Fairly new to the market, hybrid lenses blend the best features of hard and soft contacts. They provide a soft outer ring for comfort and a rigid core for greater visual acuity.

Who can Wear Corrective Lenses?

If you have been told in the past that you can’t wear contacts, ask your eye doctor about them again. Contact lens technologies have advanced rapidly, especially in the last decade. Even people who suffer from severe astigmatism can now find corrective lens options.

In some instances, however, an individual may not be a good candidate for corrective lenses. Consider alternatives if you:

  • are exposed to fumes or chemicals on a consistent basis
  • are prone to eye infections
  • experience extreme dry eye or if your tear ducts are somehow impaired
  • suffer from specific allergies
  • work or live in areas that are consistently windy and dusty.

You should also avoid corrective contact lenses if you will not be able to care for them properly. While daily disposables do not require cleaning, other styles of contacts must be cleaned and cared for properly in order to avoid eye problems, such as infections.

How to Purchase Contact Lenses

By law, you must have a valid prescription to purchase contact lenses.
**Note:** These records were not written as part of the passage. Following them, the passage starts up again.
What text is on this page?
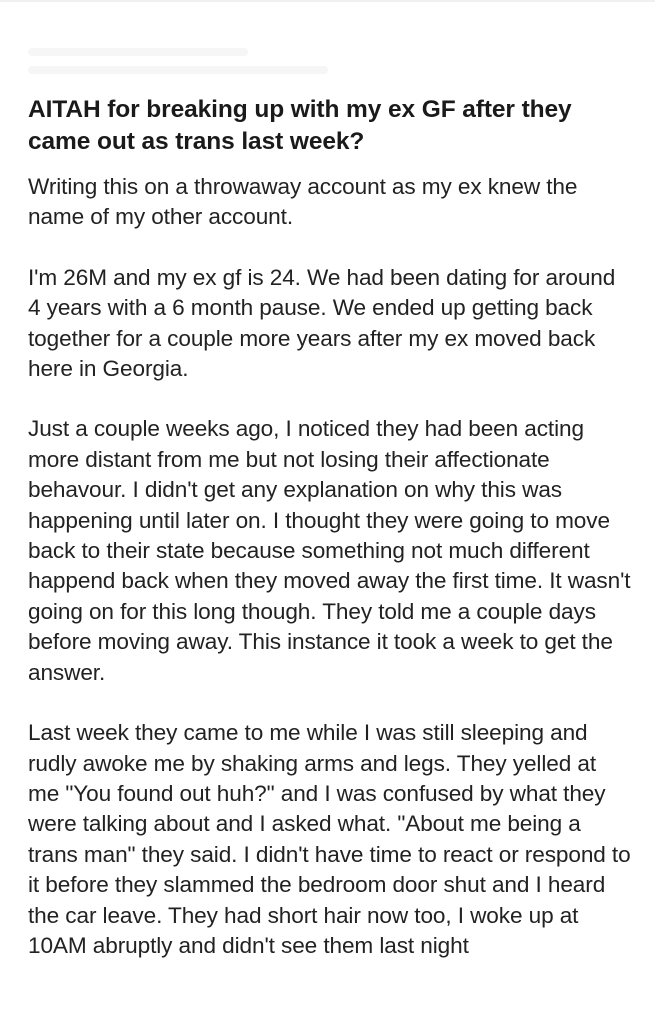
AITAH for breaking up with my ex GF after they came out as trans last week?

Writing this on a throwaway account as my ex knew the name of my other account.

I'm 26M and my ex gf is 24. We had been dating for around 4 years with a 6 month pause. We ended up getting back together for a couple more years after my ex moved back here in Georgia.

Just a couple weeks ago, I noticed they had been acting more distant from me but not losing their affectionate behavour. I didn't get any explanation on why this was happening until later on. I thought they were going to move back to their state because something not much different happend back when they moved away the first time. It wasn't going on for this long though. They told me a couple days before moving away. This instance it took a week to get the answer.

Last week they came to me while I was still sleeping and rudly awoke me by shaking arms and legs. They yelled at me "You found out huh?" and I was confused by what they were talking about and I asked what. "About me being a trans man" they said. I didn't have time to react or respond to it before they slammed the bedroom door shut and I heard the car leave. They had short hair now too, I woke up at 10AM abruptly and didn't see them last night
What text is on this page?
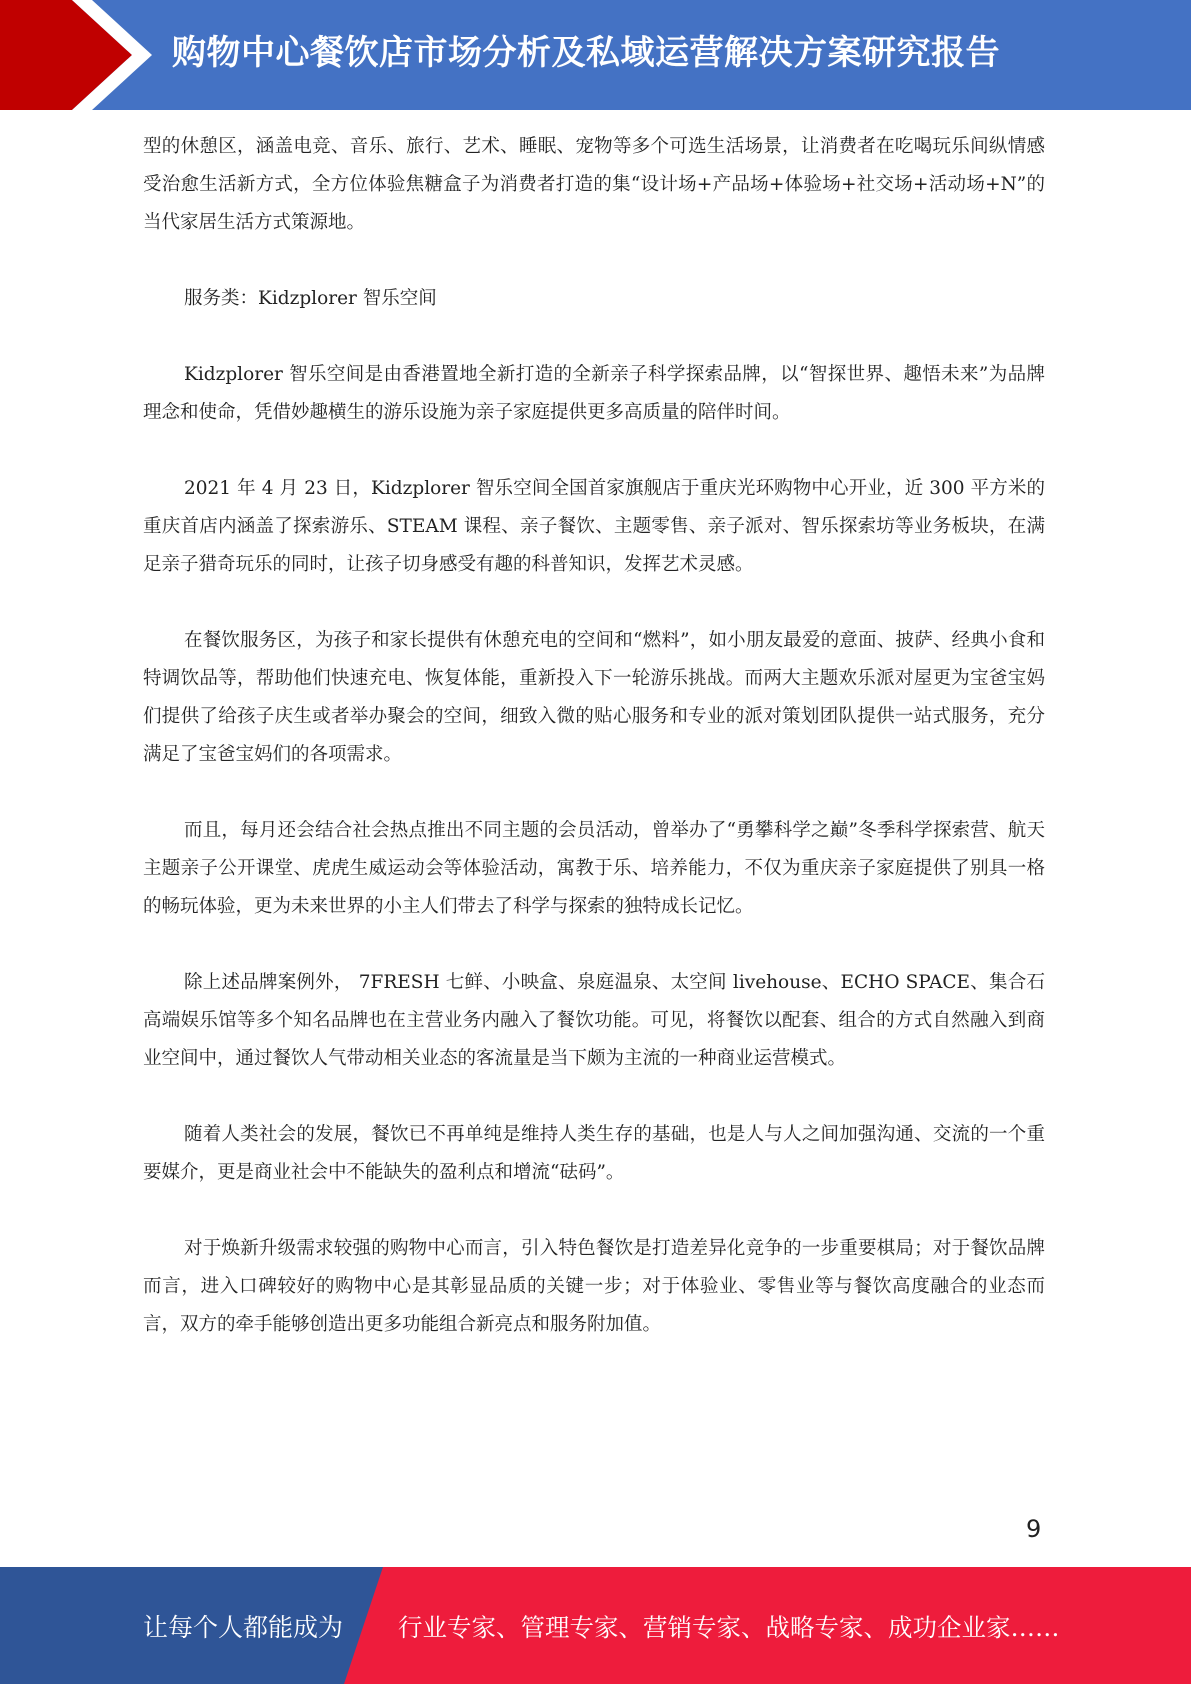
购物中心餐饮店市场分析及私域运营解决方案研究报告

型的休憩区，涵盖电竞、音乐、旅行、艺术、睡眠、宠物等多个可选生活场景，让消费者在吃喝玩乐间纵情感受治愈生活新方式，全方位体验焦糖盒子为消费者打造的集“设计场+产品场+体验场+社交场+活动场+N”的当代家居生活方式策源地。

服务类：Kidzplorer 智乐空间

Kidzplorer 智乐空间是由香港置地全新打造的全新亲子科学探索品牌，以“智探世界、趣悟未来”为品牌理念和使命，凭借妙趣横生的游乐设施为亲子家庭提供更多高质量的陪伴时间。

2021 年 4 月 23 日，Kidzplorer 智乐空间全国首家旗舰店于重庆光环购物中心开业，近 300 平方米的重庆首店内涵盖了探索游乐、STEAM 课程、亲子餐饮、主题零售、亲子派对、智乐探索坊等业务板块，在满足亲子猎奇玩乐的同时，让孩子切身感受有趣的科普知识，发挥艺术灵感。

在餐饮服务区，为孩子和家长提供有休憩充电的空间和“燃料”，如小朋友最爱的意面、披萨、经典小食和特调饮品等，帮助他们快速充电、恢复体能，重新投入下一轮游乐挑战。而两大主题欢乐派对屋更为宝爸宝妈们提供了给孩子庆生或者举办聚会的空间，细致入微的贴心服务和专业的派对策划团队提供一站式服务，充分满足了宝爸宝妈们的各项需求。

而且，每月还会结合社会热点推出不同主题的会员活动，曾举办了“勇攀科学之巅”冬季科学探索营、航天主题亲子公开课堂、虎虎生威运动会等体验活动，寓教于乐、培养能力，不仅为重庆亲子家庭提供了别具一格的畅玩体验，更为未来世界的小主人们带去了科学与探索的独特成长记忆。

除上述品牌案例外， 7FRESH 七鲜、小映盒、泉庭温泉、太空间 livehouse、ECHO SPACE、集合石高端娱乐馆等多个知名品牌也在主营业务内融入了餐饮功能。可见，将餐饮以配套、组合的方式自然融入到商业空间中，通过餐饮人气带动相关业态的客流量是当下颇为主流的一种商业运营模式。

随着人类社会的发展，餐饮已不再单纯是维持人类生存的基础，也是人与人之间加强沟通、交流的一个重要媒介，更是商业社会中不能缺失的盈利点和增流“砝码”。

对于焕新升级需求较强的购物中心而言，引入特色餐饮是打造差异化竞争的一步重要棋局；对于餐饮品牌而言，进入口碑较好的购物中心是其彰显品质的关键一步；对于体验业、零售业等与餐饮高度融合的业态而言，双方的牵手能够创造出更多功能组合新亮点和服务附加值。

9
让每个人都能成为 行业专家、管理专家、营销专家、战略专家、成功企业家……
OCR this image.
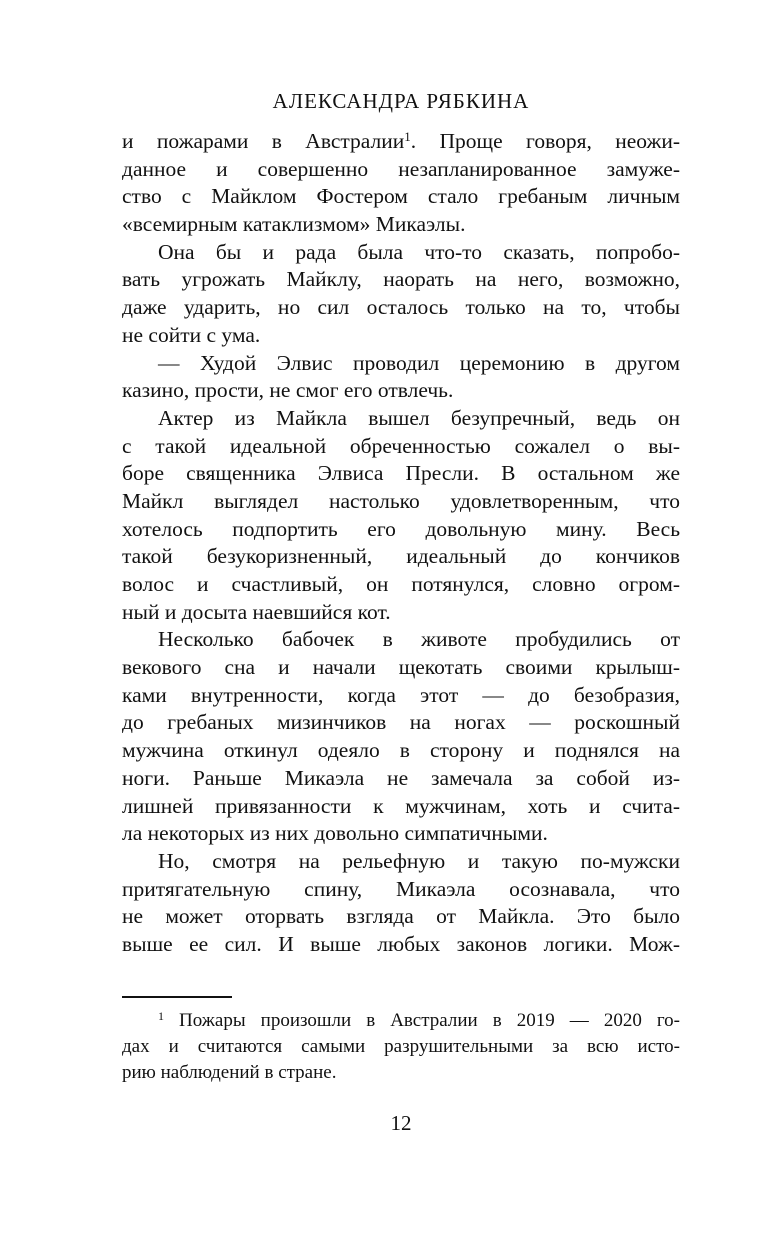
АЛЕКСАНДРА РЯБКИНА
и пожарами в Австралии$^1$. Проще говоря, неожи-
данное и совершенно незапланированное замуже-
ство с Майклом Фостером стало гребаным личным
«всемирным катаклизмом» Микаэлы.
Она бы и рада была что-то сказать, попробо-
вать угрожать Майклу, наорать на него, возможно,
даже ударить, но сил осталось только на то, чтобы
не сойти с ума.
— Худой Элвис проводил церемонию в другом
казино, прости, не смог его отвлечь.
Актер из Майкла вышел безупречный, ведь он
с такой идеальной обреченностью сожалел о вы-
боре священника Элвиса Пресли. В остальном же
Майкл выглядел настолько удовлетворенным, что
хотелось подпортить его довольную мину. Весь
такой безукоризненный, идеальный до кончиков
волос и счастливый, он потянулся, словно огром-
ный и досыта наевшийся кот.
Несколько бабочек в животе пробудились от
векового сна и начали щекотать своими крылыш-
ками внутренности, когда этот — до безобразия,
до гребаных мизинчиков на ногах — роскошный
мужчина откинул одеяло в сторону и поднялся на
ноги. Раньше Микаэла не замечала за собой из-
лишней привязанности к мужчинам, хоть и счита-
ла некоторых из них довольно симпатичными.
Но, смотря на рельефную и такую по-мужски
притягательную спину, Микаэла осознавала, что
не может оторвать взгляда от Майкла. Это было
выше ее сил. И выше любых законов логики. Мож-
$^1$ Пожары произошли в Австралии в 2019 — 2020 го-
дах и считаются самыми разрушительными за всю исто-
рию наблюдений в стране.
12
In most states, your prescription is good for one year. If you also wear glasses, you will need to have a separate prescription written for contact lenses, especially when planning to make a purchase through someone other than your eye care provider.

Ordering contact lenses from Internet retailers sometimes, but not always, will save you some money. However, it pays to shop around. Call various corrective lens retailers in your area to compare rates and find the best deal.